Kafka API

Instead of sending documents through the HTTP Ingester it is also possible to place messages with prepared content directly into the Kafka topic configured for extract requests. In this case the URI and content need to be prepared in advance and supplied as the event value.

Events placed directly onto Kafka are expected to conform to the following schema constraints, events that do not meet this schema will either be discarded off to the Dead Letter Queue (DLQ) configured for the services, or may cause unpredictable behaviour.
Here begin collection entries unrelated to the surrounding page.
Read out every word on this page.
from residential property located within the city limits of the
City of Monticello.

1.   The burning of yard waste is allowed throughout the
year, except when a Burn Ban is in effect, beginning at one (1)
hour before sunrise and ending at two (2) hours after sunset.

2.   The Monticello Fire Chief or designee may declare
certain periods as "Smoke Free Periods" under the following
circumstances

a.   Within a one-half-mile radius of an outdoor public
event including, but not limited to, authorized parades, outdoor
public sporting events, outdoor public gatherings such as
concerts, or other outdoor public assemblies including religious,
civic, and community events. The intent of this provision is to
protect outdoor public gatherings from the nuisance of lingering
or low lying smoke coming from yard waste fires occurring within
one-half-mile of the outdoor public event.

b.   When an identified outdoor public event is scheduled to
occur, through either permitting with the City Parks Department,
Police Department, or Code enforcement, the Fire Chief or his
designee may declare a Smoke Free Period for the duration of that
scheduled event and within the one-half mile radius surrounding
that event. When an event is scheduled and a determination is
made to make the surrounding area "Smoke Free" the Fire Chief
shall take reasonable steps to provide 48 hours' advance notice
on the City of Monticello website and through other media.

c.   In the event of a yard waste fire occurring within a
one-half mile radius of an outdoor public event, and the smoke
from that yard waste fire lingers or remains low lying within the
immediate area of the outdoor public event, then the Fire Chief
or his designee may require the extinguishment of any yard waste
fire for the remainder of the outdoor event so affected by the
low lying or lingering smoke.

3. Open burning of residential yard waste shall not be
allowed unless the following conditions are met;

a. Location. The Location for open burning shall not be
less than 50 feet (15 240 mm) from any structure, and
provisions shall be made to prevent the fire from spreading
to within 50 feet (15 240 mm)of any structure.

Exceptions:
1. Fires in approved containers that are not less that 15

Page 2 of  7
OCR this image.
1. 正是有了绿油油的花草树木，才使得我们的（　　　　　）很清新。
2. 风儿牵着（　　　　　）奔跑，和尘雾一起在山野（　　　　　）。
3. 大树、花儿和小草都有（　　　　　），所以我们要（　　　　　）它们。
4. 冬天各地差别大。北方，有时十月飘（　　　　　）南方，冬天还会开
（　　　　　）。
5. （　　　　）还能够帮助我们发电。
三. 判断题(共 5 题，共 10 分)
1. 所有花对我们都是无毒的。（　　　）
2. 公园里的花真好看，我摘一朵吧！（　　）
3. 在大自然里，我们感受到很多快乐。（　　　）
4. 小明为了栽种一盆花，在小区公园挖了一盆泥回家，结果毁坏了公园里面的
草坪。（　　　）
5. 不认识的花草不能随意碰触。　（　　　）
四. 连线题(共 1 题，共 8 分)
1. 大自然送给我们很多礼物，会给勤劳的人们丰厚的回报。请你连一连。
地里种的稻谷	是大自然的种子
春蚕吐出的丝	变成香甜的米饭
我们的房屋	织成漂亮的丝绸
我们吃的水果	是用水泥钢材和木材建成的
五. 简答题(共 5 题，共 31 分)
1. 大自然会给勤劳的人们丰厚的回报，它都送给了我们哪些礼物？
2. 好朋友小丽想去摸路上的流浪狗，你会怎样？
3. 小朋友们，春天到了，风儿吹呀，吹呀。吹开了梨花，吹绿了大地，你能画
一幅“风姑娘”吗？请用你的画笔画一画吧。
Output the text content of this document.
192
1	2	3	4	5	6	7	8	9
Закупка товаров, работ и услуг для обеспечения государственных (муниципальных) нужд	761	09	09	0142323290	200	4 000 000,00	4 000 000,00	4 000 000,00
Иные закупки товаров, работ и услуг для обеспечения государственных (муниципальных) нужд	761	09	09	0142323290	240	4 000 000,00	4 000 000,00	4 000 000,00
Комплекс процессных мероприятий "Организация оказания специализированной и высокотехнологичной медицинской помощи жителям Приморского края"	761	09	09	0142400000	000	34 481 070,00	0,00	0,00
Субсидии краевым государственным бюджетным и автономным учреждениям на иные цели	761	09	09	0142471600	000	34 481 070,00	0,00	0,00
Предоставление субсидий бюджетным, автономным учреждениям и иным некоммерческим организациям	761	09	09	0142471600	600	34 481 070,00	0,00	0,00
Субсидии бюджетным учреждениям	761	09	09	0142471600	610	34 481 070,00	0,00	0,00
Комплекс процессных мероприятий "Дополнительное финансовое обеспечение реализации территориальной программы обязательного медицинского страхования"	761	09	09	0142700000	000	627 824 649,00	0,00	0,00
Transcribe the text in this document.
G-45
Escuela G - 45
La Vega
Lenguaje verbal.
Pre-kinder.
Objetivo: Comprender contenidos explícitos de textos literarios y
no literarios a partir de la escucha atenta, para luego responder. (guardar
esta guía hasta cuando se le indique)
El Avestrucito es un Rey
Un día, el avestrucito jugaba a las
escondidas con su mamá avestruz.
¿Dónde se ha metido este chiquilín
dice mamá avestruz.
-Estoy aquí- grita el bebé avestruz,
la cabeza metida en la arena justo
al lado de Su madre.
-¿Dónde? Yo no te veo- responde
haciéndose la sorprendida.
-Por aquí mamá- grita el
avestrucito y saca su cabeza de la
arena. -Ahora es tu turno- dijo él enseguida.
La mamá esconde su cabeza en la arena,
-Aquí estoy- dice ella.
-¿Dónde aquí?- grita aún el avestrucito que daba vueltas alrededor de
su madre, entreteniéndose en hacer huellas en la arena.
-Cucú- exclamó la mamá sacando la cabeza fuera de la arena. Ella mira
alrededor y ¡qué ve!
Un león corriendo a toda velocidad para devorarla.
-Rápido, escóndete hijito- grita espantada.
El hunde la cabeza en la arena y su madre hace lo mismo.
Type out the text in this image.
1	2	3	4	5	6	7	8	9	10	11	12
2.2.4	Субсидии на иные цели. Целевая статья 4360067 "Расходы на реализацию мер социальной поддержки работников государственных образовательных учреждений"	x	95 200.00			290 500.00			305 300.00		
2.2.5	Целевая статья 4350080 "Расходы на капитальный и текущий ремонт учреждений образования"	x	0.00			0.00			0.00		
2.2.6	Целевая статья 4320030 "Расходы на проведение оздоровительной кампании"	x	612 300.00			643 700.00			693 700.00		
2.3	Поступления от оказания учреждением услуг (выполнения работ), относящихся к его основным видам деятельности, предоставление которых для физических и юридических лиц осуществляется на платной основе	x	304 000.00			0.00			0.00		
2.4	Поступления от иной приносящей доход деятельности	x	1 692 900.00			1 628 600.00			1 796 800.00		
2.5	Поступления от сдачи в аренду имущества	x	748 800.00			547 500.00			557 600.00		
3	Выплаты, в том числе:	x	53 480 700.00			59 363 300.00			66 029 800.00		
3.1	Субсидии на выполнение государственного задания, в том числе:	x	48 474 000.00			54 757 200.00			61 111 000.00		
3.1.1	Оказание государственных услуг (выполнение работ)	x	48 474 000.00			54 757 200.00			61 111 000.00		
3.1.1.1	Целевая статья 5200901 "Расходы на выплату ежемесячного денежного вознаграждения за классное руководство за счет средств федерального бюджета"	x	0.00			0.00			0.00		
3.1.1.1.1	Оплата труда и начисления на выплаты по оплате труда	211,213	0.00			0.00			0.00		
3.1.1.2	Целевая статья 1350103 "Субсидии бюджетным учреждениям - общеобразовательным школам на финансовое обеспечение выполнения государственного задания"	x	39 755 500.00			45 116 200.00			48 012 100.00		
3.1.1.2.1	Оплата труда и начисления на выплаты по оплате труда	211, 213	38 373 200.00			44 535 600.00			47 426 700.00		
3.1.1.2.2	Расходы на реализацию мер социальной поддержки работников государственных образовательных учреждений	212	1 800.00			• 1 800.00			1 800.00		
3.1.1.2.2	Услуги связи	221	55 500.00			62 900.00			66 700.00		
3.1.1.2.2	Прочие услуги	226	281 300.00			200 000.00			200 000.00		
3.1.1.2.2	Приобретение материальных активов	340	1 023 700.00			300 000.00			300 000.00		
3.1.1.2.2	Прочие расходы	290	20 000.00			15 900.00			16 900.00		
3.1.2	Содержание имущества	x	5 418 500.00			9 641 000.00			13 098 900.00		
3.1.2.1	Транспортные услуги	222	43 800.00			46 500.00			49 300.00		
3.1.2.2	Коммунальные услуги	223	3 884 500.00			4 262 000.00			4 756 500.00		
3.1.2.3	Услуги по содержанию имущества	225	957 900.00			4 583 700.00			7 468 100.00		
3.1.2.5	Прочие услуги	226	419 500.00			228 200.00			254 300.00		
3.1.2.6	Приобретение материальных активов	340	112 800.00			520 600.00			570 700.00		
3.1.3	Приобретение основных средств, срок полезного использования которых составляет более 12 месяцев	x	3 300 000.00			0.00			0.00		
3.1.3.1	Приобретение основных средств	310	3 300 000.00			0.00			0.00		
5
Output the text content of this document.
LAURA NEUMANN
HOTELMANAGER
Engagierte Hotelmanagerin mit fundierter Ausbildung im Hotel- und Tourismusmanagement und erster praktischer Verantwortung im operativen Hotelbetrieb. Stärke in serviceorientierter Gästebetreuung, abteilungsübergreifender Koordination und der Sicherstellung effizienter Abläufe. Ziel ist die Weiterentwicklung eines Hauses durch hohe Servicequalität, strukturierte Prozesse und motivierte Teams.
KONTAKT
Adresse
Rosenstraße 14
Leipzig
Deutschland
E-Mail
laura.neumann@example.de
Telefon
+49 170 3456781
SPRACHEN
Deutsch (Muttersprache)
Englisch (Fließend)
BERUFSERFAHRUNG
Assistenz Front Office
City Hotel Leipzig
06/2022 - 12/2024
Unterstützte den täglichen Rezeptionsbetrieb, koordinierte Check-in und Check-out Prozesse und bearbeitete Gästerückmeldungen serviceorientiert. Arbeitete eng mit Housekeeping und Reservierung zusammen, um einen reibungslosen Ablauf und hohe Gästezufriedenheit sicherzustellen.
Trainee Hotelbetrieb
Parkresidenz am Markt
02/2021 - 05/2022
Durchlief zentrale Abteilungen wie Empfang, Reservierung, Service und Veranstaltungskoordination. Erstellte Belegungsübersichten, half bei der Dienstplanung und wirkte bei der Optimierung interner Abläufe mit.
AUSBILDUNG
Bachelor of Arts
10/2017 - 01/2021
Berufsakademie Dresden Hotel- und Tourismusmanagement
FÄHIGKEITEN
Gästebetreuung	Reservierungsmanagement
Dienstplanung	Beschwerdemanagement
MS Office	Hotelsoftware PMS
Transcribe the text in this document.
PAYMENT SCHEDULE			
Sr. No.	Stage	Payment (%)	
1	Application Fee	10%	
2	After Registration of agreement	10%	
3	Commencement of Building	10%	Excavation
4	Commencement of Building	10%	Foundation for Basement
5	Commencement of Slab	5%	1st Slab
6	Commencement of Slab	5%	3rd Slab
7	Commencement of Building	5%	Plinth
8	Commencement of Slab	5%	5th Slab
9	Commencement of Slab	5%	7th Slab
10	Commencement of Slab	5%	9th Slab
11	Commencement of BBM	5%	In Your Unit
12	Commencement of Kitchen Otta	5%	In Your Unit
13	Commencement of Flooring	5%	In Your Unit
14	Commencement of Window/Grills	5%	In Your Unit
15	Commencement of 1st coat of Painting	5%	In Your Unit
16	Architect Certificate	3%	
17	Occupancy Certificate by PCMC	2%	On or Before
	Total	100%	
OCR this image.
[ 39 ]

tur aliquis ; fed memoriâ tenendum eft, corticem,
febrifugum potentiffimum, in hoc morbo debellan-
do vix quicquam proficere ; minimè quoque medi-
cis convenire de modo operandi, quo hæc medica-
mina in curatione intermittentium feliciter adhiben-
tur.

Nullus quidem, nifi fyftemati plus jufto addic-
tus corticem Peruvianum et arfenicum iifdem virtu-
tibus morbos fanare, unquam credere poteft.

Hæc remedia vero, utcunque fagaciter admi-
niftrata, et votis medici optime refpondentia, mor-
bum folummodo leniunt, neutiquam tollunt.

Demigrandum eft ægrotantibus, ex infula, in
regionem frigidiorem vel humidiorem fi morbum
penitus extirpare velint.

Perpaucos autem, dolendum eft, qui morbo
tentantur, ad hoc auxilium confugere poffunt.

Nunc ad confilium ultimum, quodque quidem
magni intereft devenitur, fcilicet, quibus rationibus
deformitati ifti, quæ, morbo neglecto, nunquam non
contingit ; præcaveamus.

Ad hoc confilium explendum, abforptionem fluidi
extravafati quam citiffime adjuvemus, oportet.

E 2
This feature is intended for power users who already have some document preparation pipeline in place in their environments.

Headers

The following Kafka headers are used by Smart Cache Documents, only Security-Label is mandatory. Other headers MAY also be included but only the following have specific purpose within the pipeline:

Header name	Description	Required
`Exec-Path`	The name of the service or application that created the message.	No
`Distribution-Id`	The distribution ID for the documents being uploaded.	No
`Data-Source-Reference`	A URL for the original source of the document.	No
`Policy-Information`	The EDH or IDH policy information for the documents being uploaded.	No
`Request-ID`	A unique ID for the request.	No
`Security-Label`	The default security label that applies to the documents being uploaded.	Yes
`Content-Type`	The MIME type of the document.	No

Kafka header example:

{
  "Owner": "Platform Team",
  "Exec-Path": "smart-cache-documents-http-ingester",
  "Distribution-Id": "13bce3bf-7edb-4efb-a54f-574327458dd7",
  "Policy-Information": "{ \"IDH\": { \"apiVersion\": \"v1alpha\", \"uuid\": \"8d3c946b-b371-4906-b5bf-e2413365506e\", \"creationDate\": \"2025-09-30T13:23:00+01:00\", \"containsPii\": false, \"dataSource\": \"example_dataset\", \"access\": { \"classification\": \"S\", \"allowedOrgs\": [\"Telicent\"], \"allowedNats\": [\"GBR\"], \"groups\": [], }, \"ownership\": {\"originatingOrg\": \"Telicent\"}}",
  "Request-ID": "33002c05-a04e-4915-9bf8-9fdf6e9096e6",
  "Security-Label": "(classification=O&(permitted_organisations=Telicent)&(permitted_nationalities=GBR))",
  "Content-Type": "application/pdf",
  "Data-Source-Reference": "http://your-originating-system/docs/123.pdf"
}

NB: While the above example headers are shown as if they were JSON, Kafka headers are not stored as JSON internally. This example is intended purely to be illustrative of a possible set of headers an event might have.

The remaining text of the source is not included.